Lockheed Martin’s (NYSE: LMT) F-35 Lightning II stealth fighter jet is the gift that keeps on giving. Estimated to be worth $1 trillion in total lifetime value, the F-35 warplane remains easily Lockheed’s most important product. And this was demonstrated once again just late last year, when the week before Christmas saw the Pentagon deliver three gifts to Lockheed Martin worth $15.5 billion in total.
The first and by far biggest gift arrived Dec. 20, when the Pentagon’s daily digest of contract awards showed Lockheed winning orders for 145 F-35 fighter jets worth $11.8 billion. Reported as a contract from the U.S. Navy, this order actually involves deliveries of F-35s for the U.S. Navy, Marine Corps, and Air Force, as well as for U.S. allies Italy and Japan, like so:
For the Air Force: 48 conventional take-off and landing F-35As
For the Marine Corps: 16 short take-off and vertical landing (STOVL) F-35Bs, and five carrier-landing F-35Cs
For the Navy: 14 F-35C aircraft
For “non-U.S. Department of Defense program partners” that helped Lockheed develop the F-35 (in this case, Italy): 15 F-35As and one F-35B
For “Foreign Military Sales” customers who are not program partners on the F-35 (namely, Japan): 39 F-35As and seven F-35Bs
The Department of Defense noted that all planes ordered under this contract are due for delivery by June 2027, so the $11.8 billion covered by this contract will be paid out over the next two and a half years. That’s about $4.7 billion per year in additional revenue for Lockheed. But that’s not all Lockheed is getting.

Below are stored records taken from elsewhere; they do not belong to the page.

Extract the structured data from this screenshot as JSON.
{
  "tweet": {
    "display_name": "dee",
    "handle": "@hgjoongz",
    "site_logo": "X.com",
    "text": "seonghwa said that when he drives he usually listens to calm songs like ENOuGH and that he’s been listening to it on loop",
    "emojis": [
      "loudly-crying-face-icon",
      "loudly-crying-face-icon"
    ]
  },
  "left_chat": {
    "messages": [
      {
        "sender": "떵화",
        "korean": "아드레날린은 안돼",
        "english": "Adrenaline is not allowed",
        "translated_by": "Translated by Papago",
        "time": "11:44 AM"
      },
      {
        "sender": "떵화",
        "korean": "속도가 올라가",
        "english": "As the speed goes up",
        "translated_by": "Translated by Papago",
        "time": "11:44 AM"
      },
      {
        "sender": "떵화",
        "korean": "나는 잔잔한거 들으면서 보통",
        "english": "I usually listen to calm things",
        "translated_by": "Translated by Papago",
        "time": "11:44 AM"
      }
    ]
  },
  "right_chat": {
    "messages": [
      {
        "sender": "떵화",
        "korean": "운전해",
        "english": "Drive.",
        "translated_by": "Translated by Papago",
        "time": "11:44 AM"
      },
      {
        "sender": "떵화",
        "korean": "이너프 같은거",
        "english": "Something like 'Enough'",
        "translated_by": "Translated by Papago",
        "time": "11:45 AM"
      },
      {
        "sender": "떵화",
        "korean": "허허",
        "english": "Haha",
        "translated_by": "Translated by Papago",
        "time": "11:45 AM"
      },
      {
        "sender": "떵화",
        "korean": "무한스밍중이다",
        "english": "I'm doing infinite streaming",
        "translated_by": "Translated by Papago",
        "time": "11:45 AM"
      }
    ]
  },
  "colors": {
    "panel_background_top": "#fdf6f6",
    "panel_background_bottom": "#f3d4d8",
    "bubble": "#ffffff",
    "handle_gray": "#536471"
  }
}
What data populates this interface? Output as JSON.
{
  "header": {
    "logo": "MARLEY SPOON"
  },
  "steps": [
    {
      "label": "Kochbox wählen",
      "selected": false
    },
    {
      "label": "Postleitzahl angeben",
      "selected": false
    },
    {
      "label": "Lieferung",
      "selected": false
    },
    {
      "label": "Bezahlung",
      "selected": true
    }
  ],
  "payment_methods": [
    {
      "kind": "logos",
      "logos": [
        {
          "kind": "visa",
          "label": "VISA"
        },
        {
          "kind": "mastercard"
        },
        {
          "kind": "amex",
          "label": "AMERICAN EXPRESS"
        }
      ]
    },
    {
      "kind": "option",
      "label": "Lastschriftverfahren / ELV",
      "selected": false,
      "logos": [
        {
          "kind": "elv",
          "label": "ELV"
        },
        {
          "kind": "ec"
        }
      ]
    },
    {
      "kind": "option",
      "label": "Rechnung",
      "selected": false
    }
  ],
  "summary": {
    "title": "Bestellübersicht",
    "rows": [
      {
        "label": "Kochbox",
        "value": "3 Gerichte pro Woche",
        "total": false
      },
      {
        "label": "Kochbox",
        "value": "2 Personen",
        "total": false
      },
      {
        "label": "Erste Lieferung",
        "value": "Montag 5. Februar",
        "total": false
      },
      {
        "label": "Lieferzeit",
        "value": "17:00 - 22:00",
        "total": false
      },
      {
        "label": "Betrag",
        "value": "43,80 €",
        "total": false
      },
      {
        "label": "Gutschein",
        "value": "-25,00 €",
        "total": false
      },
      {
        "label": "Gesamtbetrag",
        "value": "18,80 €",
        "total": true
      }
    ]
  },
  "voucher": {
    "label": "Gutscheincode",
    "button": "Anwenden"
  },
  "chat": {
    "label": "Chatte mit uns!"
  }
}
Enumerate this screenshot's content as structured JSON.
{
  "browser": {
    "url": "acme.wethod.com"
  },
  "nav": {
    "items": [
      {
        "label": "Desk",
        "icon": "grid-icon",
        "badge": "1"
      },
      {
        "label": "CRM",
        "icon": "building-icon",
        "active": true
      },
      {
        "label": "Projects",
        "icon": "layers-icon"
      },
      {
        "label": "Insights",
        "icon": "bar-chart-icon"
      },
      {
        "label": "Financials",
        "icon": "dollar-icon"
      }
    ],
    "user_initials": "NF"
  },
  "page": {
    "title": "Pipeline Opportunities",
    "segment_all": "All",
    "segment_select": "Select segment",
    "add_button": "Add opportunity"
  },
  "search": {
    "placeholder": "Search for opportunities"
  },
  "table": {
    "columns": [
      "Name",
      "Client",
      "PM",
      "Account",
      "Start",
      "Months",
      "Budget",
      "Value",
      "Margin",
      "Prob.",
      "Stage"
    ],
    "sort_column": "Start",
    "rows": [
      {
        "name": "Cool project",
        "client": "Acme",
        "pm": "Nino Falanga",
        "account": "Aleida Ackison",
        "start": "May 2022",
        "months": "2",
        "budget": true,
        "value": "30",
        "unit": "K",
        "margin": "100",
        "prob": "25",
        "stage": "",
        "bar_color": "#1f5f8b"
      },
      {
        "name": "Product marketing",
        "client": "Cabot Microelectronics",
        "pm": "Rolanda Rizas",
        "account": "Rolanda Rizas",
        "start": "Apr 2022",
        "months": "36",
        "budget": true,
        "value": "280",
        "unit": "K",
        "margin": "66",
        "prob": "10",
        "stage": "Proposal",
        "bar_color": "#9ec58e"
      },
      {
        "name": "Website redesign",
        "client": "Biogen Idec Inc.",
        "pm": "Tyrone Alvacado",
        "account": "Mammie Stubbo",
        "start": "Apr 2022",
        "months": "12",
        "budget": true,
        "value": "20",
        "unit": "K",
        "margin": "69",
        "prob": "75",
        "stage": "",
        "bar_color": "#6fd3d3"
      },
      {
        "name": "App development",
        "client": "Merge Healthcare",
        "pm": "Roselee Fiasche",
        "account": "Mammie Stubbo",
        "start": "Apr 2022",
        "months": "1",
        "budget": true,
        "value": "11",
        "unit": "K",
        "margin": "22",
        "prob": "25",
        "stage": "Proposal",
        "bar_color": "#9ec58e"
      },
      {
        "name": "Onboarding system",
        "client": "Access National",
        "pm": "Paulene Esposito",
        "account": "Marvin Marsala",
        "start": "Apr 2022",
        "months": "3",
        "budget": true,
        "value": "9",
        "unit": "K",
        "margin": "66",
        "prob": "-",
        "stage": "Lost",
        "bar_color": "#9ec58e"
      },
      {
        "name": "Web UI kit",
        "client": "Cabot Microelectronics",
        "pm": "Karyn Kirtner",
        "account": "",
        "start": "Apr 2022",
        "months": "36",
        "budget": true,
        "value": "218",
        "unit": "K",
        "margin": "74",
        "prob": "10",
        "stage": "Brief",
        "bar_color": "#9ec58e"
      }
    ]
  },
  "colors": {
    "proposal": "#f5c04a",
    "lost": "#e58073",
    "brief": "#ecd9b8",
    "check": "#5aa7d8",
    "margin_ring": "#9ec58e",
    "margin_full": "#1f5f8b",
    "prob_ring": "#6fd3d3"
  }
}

On Dec. 23, the Pentagon awarded Lockheed two more contracts, also routed through Navy funding, for $3.4 billion and $335.7 million, respectively. These additional contracts cover logistics support, including ground maintenance, supply chain management, and training services, as well as various engineering services and specialized testing and tooling equipment for the F-35. Both run through the end of 2025, adding $3.7 billion in total spending.
In total, that’s $15.5 billion worth of new F-35 revenue for Lockheed, front-loaded so that about $8.4 billion of it shows up in 2025.
The additional $8.4 billion Lockheed will receive from these contracts in 2025 amounts to 30% of the $27.8 billion that Lockheed’s Aeronautics division collected in 2023, the last full year for which we have data. It amounts to only 12.4% of the $67.6 billion in revenue that all of Lockheed Martin collected that year, granted. But even that seems like a big bump in revenue for a company that, according to most stock market analysts, is only growing earnings at about 3% annually over the next five years.